Sunday 10 July 2011

The discrete charm of 70's French Exploitation: Requiem for a Vampire

The beauty of services such as Netflix and Lovefilm, is that they have allowed a whole bunch of film fans to get hold of more obscure titles that they would have been unable to find at their local dvd rental store before, hence increasing their curiosity and creating a demand for more titles, old and new, to be released. That and the advent of IMDB (how did we ever live without it?).

How else could you explain the release of the late French director Jean Rollin's movies on dvd in the UK? The man was at his most active in the 70's and early 80's, and I had vague memories of reading about him, and of his reputation for churning out lame softcore films with added violence, before fading into obscurity.

Curiosity got the best of me however and I added Requiem for a Vampire (1971) to my Lovefilm list. Having been scarred for life by pretentious and nearly unwatchable 70's "classic", The Beast by Walerian Borowczyk, which featured a similar mix of nudity and violence, with an added pseudo philosophical undertone, I feared the worst.

Yet this turned out to be a rather pleasant surprise. Don't get me wrong, this is a bad film, a really bad film. The story makes no sense whatsoever, the pace is far too slow, the acting approximative and the whole thing has dated terribly.

However there is a discreet charm to it. This might be exploitation, but exploitation with a French touch. And they do it with their unmistakable taste and, dare I say, class. The older actors utter their lines as if they were in the adaptation of some classic. The sets make you feel like you are attending the an amateur play on a balmy summer evening in Aix en Provence. And the two young ingenues look more like they belong to an Eric Rohmer movie than this kind of smut.

There is a certain surreal poetry of randomness that pervades the film. Take the opening scene for example. Our two leading ladies, dressed up as clowns (?!), are fleeing a school fete with an accomplice on a car, except that this end up as a shoot out with the police who kill their companion! I never knew schools were that strict in the 70's? They then wander in deserted landscapes at dusk, with no dialogues, and with one of them ending up nearly buried alive when she trips on an open grave.

They end up captive of a vampire cult, with the nefarious plans to turn them into creatures of the night, but do not expect the action to ramp up.

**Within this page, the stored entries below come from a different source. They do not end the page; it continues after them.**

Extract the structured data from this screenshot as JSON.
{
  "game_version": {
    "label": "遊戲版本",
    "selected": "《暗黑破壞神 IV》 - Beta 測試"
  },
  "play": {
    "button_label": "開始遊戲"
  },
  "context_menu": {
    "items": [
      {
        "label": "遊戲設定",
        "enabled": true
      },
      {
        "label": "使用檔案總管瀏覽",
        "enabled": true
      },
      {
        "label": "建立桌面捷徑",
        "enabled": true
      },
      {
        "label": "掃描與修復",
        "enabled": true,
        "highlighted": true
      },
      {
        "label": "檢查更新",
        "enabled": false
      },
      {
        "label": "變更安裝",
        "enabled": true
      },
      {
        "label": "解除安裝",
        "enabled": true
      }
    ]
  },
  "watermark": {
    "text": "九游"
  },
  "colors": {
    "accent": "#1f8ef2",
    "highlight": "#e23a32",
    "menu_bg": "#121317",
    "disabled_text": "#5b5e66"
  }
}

There is a bit of violence thrown in, a bit of whipping added to please the most lecherous viewers but mostly, the dreamy and languid tone carries on. And surely, members of an evil cult with that sort of classically trained diction cannot be all that bad? Despite an obviously tiny budget, the director makes a good use of some fairy tales like locations.

In a way, with the plastic bats and old school vampires with capes, this feels like what would have happened if Eric Rohmer on a naughty day had made a film for the Hammer studios. There is even a rather touching emphasis on the girl's friendship, which gets tested when one of them contemplates taking the satanic gift and betraying her friend. And then it all culminates with a poetic and darkly romantic ending.

The British edition is heavily cut, and I might have passed a very different judgement on this if all the violence and smut had been kept in. Nevertheless, this is an oddity that deserves to be seen, provided you are a fan of truly obscure and alternative cinema.